Never “really” delete file data, by this I mean that you always keep replicated copies of all data that is ever written to the cloud. How a customer accesses such “not really deleted” data is open to debate but suffice it to say some form of file versioning might work.
“Delay” file deletion, don’t delete a file when the user requests it, but rather wait until some external event, interval, or management policy kicks in to “actually” delete the file from the cloud. Again some form of versioning may be required to access “delay deleted” data.
Never deleting a file is probably the easiest solution to this the problem but the cloud storage bill would quickly grow out of control. Delaying file deletion is probably a better compromise but deciding which event, interval, or policy to use to trigger “actually deleting data” to free up storage space is crucial.
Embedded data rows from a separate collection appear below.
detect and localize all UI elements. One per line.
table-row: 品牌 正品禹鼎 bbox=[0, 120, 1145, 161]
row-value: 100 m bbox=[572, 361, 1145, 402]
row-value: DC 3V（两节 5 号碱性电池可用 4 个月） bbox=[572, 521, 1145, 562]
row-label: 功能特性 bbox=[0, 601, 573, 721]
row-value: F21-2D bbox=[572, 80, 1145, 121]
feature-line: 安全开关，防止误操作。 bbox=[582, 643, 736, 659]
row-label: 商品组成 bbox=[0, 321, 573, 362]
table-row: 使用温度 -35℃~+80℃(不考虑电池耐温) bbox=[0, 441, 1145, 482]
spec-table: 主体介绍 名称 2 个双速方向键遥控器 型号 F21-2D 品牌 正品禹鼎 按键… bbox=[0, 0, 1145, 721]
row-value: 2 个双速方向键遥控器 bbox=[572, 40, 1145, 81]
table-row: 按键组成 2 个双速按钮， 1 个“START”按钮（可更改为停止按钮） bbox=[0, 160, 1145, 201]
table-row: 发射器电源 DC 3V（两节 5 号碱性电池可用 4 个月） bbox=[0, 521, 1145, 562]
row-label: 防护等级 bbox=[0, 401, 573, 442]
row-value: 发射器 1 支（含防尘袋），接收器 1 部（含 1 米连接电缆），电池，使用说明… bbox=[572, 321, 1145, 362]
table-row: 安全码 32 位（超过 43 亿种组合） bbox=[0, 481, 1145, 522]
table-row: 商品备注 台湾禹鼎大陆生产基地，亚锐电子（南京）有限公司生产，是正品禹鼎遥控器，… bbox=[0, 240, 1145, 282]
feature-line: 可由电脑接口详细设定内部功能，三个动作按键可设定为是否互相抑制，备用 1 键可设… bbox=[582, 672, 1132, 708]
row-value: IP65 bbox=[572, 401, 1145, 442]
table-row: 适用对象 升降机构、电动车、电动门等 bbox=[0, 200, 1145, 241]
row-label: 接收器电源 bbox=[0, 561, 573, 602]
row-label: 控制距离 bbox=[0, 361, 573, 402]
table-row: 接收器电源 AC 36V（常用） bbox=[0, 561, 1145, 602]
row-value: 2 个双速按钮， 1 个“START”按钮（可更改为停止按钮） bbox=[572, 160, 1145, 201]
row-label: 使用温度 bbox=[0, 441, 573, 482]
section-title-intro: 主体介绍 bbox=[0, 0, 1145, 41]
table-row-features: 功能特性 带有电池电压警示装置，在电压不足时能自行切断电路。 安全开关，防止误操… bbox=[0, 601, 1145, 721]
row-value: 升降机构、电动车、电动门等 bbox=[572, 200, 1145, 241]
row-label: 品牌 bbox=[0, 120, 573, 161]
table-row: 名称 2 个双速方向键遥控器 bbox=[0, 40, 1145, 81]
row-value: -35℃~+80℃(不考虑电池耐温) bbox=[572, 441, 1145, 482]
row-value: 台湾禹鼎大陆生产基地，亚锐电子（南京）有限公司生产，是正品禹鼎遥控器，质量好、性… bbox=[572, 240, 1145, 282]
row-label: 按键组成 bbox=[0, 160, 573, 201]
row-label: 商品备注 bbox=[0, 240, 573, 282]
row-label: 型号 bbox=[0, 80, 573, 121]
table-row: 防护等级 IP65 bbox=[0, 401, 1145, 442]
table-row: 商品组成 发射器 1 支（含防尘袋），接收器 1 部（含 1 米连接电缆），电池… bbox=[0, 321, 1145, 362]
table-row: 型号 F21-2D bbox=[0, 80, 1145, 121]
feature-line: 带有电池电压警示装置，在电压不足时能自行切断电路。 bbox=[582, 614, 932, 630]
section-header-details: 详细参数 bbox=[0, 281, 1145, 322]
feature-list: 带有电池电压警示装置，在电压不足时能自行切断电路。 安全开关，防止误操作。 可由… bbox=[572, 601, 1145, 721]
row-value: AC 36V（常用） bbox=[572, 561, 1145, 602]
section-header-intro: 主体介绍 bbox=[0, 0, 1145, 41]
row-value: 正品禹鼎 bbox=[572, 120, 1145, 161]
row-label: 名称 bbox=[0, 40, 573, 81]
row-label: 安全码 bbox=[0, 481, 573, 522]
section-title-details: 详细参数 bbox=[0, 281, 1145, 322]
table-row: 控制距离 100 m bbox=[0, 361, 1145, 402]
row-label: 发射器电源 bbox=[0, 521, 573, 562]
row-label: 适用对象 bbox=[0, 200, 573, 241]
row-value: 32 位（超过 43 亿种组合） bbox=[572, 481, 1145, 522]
Luckily most people realize when they have made a finger check fairly quickly (although may be reluctant to admit it). So waiting a week, month, or quarter before actually deleting file data would work to solve with this problem. Mainframers may recall generation datasets (files) where one specified the number of generations (versions) of a file and when this limit was exceeded, the oldest version would be deleted. Also, using some space threshold trigger to delete old file versions may work, e.g., whenever the cloud gets to be 60% of capacity it starts deleting old file versions. Any or all of these could be applied to different classes of data by management policy.
Of course all of this is pretty much what a sophisticated backup package does today. Backup software retains old file data around for a defined timeframe, typically on some other media or storage than where the data is normally stored. Backup storage space/media can be reclaimed on a periodic basis such as reusing backup media every quarter or only retaining a quarters worth of data in a VTL. Backup software removes the management of file versioning from the storage vendor and places it in the hands of the backup vendor. In any case, many of the same policies for dealing with deleted file versions discussed above can apply.
Nonetheless, in my view cloud storage providers must do something to support restoration of deleted file data. File replication is a necessary and great solution to deal with hardware/software/system failures but user error is much more likely. Not supplying some method to restore files when mistakes happen is unthinkable.